We have sent teams to Syria borders to help document human rights abuses, and the activists who uncovered the El-Houleh massacre received training from the United Kingdom. We will support the people of Syria as they seek accountability for the suffering they are enduring today.

And I have also announced a new British initiative on preventing sexual violence in conflict and post conflict situations.

We are setting up a new, dedicated team of experts in our Foreign and Commonwealth Office which will be devoted to investigating and preventing sexual violence in armed conflict. It will draw on the skills of doctors, lawyers, police, psychologists, social workers, gender advisers, forensic specialists and experts in the care and protection of victims and witnesses.
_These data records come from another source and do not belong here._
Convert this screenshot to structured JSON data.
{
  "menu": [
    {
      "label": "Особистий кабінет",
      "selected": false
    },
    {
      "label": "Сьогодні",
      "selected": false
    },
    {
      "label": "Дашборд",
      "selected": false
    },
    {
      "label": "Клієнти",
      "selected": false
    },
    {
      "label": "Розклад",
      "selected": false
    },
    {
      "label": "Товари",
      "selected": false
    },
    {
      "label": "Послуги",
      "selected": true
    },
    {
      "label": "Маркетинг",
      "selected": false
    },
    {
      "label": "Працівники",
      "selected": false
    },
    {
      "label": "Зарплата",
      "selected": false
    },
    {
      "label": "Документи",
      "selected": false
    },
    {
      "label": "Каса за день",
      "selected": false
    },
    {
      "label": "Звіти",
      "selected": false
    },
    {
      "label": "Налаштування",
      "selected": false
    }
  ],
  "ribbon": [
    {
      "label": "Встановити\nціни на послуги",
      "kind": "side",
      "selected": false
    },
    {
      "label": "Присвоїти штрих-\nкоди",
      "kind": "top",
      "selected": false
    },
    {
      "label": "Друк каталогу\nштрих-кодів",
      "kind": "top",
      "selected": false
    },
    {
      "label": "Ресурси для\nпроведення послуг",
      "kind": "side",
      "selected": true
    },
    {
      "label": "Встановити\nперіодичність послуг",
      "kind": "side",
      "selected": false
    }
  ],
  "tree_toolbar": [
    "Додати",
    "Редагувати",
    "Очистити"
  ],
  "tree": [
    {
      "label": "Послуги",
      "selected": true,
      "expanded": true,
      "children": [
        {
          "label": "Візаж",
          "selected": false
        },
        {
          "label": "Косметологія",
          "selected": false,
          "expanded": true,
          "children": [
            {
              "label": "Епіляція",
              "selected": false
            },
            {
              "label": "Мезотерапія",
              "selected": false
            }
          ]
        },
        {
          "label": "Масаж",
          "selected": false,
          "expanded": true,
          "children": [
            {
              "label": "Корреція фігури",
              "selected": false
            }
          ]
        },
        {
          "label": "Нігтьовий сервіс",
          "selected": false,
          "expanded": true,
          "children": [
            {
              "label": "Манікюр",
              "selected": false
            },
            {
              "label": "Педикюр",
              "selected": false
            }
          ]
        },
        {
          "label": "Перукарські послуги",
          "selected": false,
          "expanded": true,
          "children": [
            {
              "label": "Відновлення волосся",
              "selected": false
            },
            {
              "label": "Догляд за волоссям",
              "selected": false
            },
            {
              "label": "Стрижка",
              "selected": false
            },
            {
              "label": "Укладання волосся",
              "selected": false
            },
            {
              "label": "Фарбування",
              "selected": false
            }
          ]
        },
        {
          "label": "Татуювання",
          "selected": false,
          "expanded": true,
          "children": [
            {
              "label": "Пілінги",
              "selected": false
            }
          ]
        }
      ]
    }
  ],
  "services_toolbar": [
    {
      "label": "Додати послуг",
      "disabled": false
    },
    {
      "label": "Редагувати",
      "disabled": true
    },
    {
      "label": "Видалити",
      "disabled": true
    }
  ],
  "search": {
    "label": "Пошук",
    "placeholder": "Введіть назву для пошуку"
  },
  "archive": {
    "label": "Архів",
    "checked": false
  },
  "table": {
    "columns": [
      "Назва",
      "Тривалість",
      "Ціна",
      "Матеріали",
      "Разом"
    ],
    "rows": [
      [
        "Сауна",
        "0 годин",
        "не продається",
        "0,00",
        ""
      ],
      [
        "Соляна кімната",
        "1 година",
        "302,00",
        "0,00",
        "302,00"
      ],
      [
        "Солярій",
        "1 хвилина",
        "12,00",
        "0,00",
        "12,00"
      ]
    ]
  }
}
It will be able to deploy overseas at short notice to gather evidence and testimony to support international and national investigations and prosecutions. It will be available to support UN and other international missions, and to provide training and mentoring to national authorities to help them develop the right laws and capabilities.

We will use Britain’s Presidency of the G8, starting on January 1st 2013, to run a year-long diplomatic campaign on the need for stronger international action. We want to encourage others to follow suit, and increase the resources they devote in this area. We want to shift the view that sexual violence is an unavoidable consequence of armed conflict, to ensure that rape and sexual slavery in conflict are not given a lesser priority in investigations and prosecutions than other offences, and to secure an increase in prosecutions.

To conclude, the path to justice can be long and difficult.

It will always be a struggle to define and enforce rules of international conduct that promote the security, prosperity and just treatment of all nations and all people.

But the maximum safety for the greatest number lies in the rule of international law.

Having achieved so much over the last twenty years, we cannot say we have got this far but will go no further. We must continue to expand the frontiers of freedom and protection against human rights abuses. We have to maintain momentum and increase it if we can. We must show political will and commitment in the areas I have described, and demonstrate greater international resolve to prevent conflict, starting in Syria today.

It is a sad truth that the biggest advances in international justice came about because of our revulsion at atrocities: the horror of the World Wars, the killing fields of Cambodia, the premeditated barbarity in Bosnia and Kosovo, the slaughter in Rwanda, and the mass rapes in the Democratic Republic of Congo, all of which were an unbearable affront to the conscience of humanity.

Today, how much better it would be to look ahead and summon the political will to act to prevent conflict and expand human rights without needing to be shamed into doing so by the deaths and suffering of innocent people.